Pourquoi il faut refuser la réforme des retraites ?

parce que la réforme des retraites voulue par Macron nous fait passer d’un système de solidarité à un système de capitalisation, calqué sur celui de la finance, ce qui amènera inévitablement une baisse des futures pensions de retraite.


On s’explique.

Aujourd’hui, notre système de retraites (de base et complémentaire) fonctionne par répartition : les cotisations prélevées sur les salaires de ceux qui travaillent financent les pensions des retraités.

C’est une répartition des richesses, une solidarité, qui s’applique entre les générations et entre les différents régimes de retraites eux-mêmes.

Le principe est qu’on ne peut pas consommer plus que la richesse produite dans le pays en une année. Avec ce système, on décide donc collectivement de partager cette richesse, aussi appelée PIB (produit intérieur brut), entre actifs et retraités.

Ce système solidaire s’oppose au système par capitalisation voulue par Macron.

En effet, le 1er grand objectif de la réforme est le passage à une retraite par points.

http://www.syndicat-commerce.fr/carrefour/temoignage-choc-d-ancien-cfdt-carrefour/Avec le slogan « 1€ cotisé donnera les mêmes droits ».

Dans ce système, les salariés reçoivent des points en contrepartie de leur cotisation tout au long de leur carrière.
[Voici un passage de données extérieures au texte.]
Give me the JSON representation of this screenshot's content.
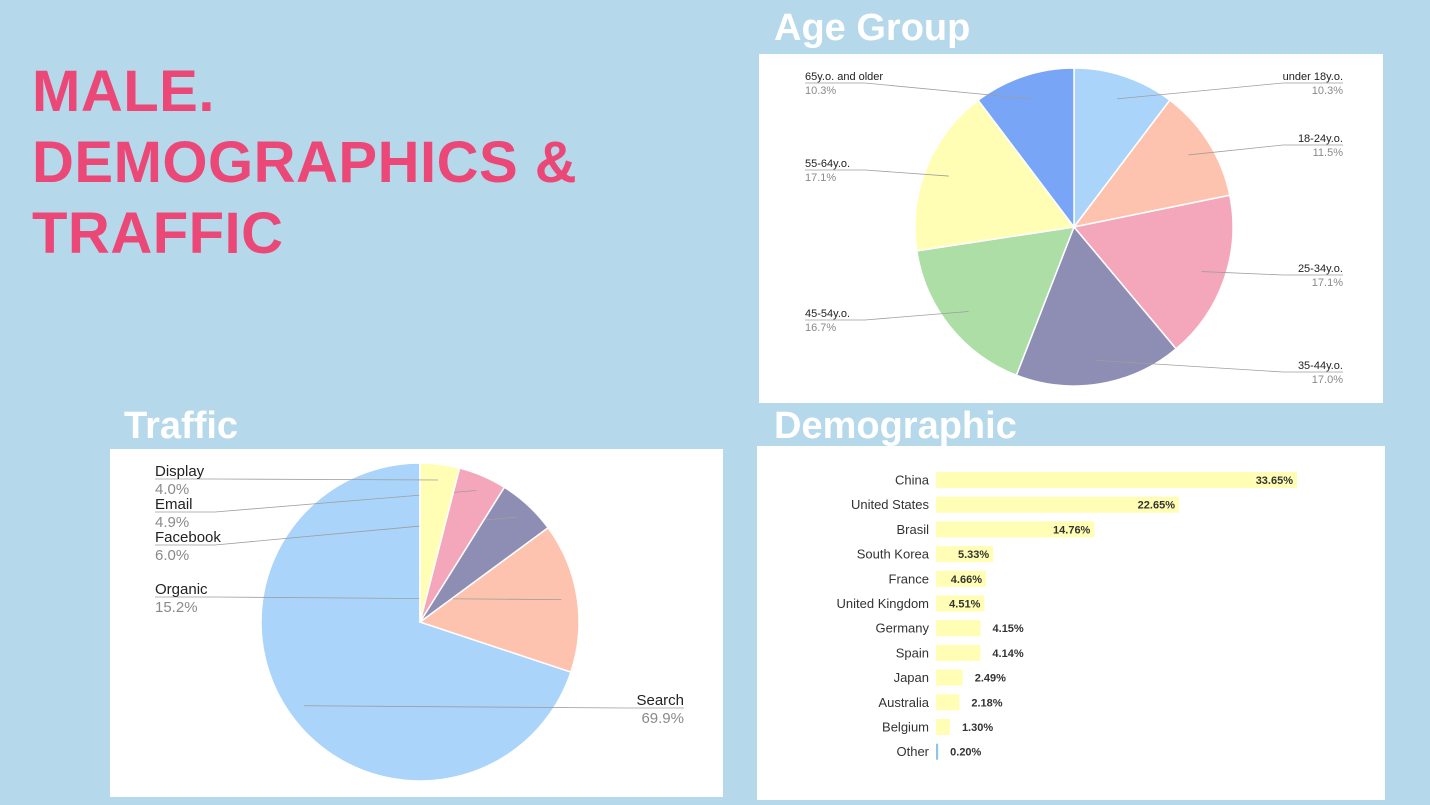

Chaque salarié cumule ainsi un stock de points qui se transformera en pension mensuelle au moment de la retraite.

Le passage des points à la pension se fait via un coefficient de conversion qui prend en compte plusieurs facteurs comme le nombre d’années cotisées (plus tard on part à la retraite, plus on touche) et l’espérance de vie moyenne du pays.

Lorsqu’un salarié part à la retraite, sa pension correspond donc au nombre de points acquis durant sa vie active multiplié par la valeur du point en vigueur à la date du départ à la retraite.
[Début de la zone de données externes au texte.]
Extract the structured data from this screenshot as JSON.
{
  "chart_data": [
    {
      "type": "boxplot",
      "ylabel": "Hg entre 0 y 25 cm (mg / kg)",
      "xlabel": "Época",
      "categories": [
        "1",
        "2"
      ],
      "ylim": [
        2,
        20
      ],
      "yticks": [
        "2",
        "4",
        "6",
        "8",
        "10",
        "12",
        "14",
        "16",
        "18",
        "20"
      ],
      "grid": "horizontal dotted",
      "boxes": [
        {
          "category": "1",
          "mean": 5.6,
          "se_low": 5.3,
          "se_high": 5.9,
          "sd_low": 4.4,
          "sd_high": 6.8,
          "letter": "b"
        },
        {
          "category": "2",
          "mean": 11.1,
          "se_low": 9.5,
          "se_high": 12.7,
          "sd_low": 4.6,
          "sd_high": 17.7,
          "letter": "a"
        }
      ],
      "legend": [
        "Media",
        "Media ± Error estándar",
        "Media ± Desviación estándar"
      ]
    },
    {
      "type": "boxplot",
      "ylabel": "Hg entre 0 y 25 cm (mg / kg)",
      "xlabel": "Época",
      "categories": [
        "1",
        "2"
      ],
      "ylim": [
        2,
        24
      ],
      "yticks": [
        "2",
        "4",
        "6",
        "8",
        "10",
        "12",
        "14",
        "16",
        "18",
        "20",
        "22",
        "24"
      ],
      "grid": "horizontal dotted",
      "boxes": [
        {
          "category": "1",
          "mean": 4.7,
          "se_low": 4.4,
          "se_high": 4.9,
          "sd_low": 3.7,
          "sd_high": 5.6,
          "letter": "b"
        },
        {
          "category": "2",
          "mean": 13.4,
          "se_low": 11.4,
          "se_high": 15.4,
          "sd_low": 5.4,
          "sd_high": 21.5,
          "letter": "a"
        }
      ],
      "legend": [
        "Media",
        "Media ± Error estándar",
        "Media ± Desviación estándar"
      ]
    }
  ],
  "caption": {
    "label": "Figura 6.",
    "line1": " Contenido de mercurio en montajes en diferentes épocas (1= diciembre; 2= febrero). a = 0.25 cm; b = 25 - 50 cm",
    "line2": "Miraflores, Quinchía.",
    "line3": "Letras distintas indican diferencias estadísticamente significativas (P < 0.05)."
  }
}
Mais attention ! La valeur de ces points n’est pas figée dans le marbre, elle peut évoluer dans le temps en fonction de la croissance. Et donc varier à la hausse ou à la baisse.
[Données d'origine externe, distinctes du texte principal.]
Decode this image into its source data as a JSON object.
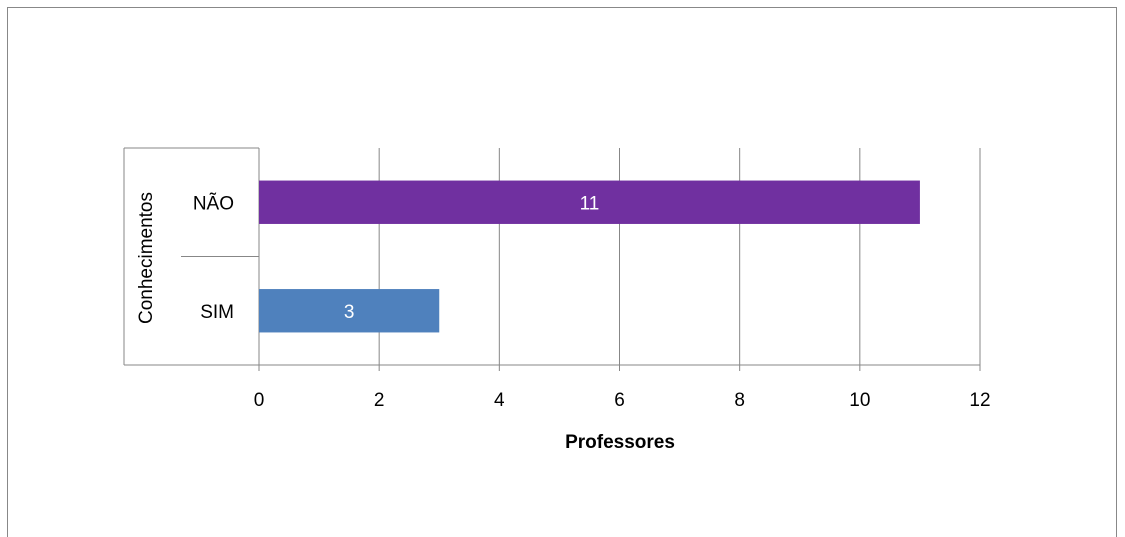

L’autre nouveauté, c’est la notion d’espérance de vie : plus l’espérance de vie de sa génération est importante, plus le montant de la pension sera faible.

réforme des retraites
réforme des retraites

C’est le principe du rendement défini : si j’ai cotisé 100 sur 43 ans de travail, je devrai recevoir 100 (avec éventuellement un taux d’intérêt en plus ou en moins) au total sur ma vie à la retraite.

Si l’espérance de vie à la retraite en France est de 20 ans lors du départ, je recevrai 100  divisés par 20, soit 5 par an.

Si en revanche l’espérance de vie à la retraite de ma génération passe à 25 ans, je ne recevrai plus que 4 par an.

En bref, le principe de « 1€ cotisé = les mêmes droits » c’est un système calqué sur l’épargne financière, un nombre de points qui dépend directement de la valeur du point et qui diminue automatiquement quand l’espérance de vie augmente.

De plus, le régime par point sera calculé sur l’ensemble de la carrière et non plus sur les 25 meilleures années, donc la moyenne obtenue sera nécessairement inférieure à la situation actuelle.

réforme des retraites
réforme des retraites

Le 2ème grand objectif de la réforme des retraites Macron, c’est le gel des ressources en plafonnant le poids des retraites à moins de 14% du PIB.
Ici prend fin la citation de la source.